Gerard Rinkus
Brandeis University
Hierarchical Sparse Distributed Representations of Sequence Recall and Recognition
Tuesday 21st of February 2006 at 05:00pm
5101 Tolman
There is currently no theory of sequence memory possessing all of the
following properties: a) able to learn sequences with single trials; b) uses
sparse distributed representations for items and sequences; c) can recall
individual sequences as well as recognize novel sequences; d) exhibits
robust invariance to non-uniform time warping; and e) consists of a single,
monolithic substrate in which are stored both the traces of individual
sequences and the higher-order statistics of the set of sequences. I
present a biologically plausible neural network with all of these
properties. The network is hierarchical and its layers are proposed as
analogs of the successive stages of cortical processing, e.g., V1, V2, V4,
IT. Each internal layer is partitioned into a set of winner-take-all
competitive modules (CMs), proposed as analogs of Mountcastle's minicolumn.

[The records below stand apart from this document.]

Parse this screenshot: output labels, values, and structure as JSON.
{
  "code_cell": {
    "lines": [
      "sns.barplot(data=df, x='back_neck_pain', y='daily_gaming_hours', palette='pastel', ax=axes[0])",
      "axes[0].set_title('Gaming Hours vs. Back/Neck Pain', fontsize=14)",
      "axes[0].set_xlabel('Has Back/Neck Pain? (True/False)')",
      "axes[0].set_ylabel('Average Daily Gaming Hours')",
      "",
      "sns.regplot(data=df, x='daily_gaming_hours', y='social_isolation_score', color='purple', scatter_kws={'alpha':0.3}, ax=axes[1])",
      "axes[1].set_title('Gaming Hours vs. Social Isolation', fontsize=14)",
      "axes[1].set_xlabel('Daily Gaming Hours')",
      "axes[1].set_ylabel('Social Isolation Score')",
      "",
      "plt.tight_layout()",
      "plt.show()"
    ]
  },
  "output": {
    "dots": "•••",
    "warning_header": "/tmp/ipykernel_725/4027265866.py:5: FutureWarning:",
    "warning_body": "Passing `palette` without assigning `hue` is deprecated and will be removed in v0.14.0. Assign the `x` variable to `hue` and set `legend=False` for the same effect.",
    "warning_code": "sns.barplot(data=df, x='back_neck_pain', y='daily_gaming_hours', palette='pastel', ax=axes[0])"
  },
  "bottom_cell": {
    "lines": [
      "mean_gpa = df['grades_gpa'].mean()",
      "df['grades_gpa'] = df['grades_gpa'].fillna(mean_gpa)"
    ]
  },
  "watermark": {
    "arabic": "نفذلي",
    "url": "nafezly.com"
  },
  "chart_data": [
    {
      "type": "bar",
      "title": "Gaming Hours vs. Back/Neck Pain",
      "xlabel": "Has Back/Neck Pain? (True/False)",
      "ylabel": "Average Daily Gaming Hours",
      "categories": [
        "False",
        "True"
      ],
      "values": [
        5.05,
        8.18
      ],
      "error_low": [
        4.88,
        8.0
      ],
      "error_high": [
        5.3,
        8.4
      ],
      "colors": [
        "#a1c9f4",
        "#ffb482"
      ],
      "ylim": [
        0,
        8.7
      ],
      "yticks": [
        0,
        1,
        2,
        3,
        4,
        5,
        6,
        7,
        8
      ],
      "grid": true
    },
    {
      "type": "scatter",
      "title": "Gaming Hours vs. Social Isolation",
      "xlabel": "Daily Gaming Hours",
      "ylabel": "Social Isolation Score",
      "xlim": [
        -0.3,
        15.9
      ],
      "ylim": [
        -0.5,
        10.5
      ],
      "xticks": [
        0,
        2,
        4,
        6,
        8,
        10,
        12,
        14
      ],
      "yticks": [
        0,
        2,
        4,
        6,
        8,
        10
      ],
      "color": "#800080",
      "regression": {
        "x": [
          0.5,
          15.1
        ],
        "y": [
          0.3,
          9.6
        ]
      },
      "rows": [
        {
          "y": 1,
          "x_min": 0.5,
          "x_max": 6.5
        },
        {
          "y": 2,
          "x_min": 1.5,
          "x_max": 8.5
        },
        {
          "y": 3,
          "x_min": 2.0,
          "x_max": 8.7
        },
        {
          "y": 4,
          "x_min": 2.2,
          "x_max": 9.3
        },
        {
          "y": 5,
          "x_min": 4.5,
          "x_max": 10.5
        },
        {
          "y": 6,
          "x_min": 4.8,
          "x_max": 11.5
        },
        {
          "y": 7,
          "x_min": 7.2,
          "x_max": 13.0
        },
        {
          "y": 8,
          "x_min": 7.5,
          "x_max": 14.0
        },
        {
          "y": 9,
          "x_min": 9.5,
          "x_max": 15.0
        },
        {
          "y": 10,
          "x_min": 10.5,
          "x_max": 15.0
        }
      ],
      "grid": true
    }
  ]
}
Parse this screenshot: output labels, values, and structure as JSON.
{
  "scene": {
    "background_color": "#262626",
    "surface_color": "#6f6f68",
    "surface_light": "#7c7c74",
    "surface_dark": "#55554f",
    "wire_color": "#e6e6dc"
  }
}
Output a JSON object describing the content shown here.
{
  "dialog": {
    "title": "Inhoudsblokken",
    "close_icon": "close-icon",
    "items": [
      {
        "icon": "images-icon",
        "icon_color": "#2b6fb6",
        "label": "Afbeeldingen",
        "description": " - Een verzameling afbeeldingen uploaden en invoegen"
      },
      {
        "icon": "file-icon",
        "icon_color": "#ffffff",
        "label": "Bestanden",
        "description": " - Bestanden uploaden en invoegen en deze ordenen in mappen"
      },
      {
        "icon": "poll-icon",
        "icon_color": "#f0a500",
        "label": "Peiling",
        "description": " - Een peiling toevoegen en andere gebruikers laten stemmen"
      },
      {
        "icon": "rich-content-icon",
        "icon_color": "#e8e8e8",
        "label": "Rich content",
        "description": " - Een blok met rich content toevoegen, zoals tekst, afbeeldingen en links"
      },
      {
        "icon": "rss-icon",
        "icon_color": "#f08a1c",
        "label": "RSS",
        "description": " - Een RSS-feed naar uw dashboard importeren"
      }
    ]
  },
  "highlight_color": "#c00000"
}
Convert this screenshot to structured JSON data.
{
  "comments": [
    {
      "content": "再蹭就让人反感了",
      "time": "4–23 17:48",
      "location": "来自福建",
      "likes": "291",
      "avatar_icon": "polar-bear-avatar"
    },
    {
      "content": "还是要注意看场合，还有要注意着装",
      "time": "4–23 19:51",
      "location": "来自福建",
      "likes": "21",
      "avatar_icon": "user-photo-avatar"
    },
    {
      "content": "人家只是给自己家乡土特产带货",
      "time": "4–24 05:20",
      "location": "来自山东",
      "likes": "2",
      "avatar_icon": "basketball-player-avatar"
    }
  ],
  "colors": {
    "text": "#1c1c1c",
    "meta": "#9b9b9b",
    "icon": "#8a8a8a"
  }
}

Hence, the network uses sparse binary representations (codes) in all layers
on all time steps. A Hebbian rule is used during learning to link coactive
codes in adjacent layers, i.e., top-down (TD) and bottom-up (BU) learning,
and also to link successively active codes in any given layer, i.e.,
horizontal (H) learning. Thus, input sequences are mapped to hierarchical,
distributed spatiotemporal memory traces. A critical and novel assumption
is that representational units (cells) in progressively higher layers have
progressively longer activation durations, or persistences. This yields
temporal chunking in which higher layer codes become associated with
sequences of subjacent codes. This chunking mechanism provides a basis for
the network's robust, memory-based, invariance to non-uniform time-warping.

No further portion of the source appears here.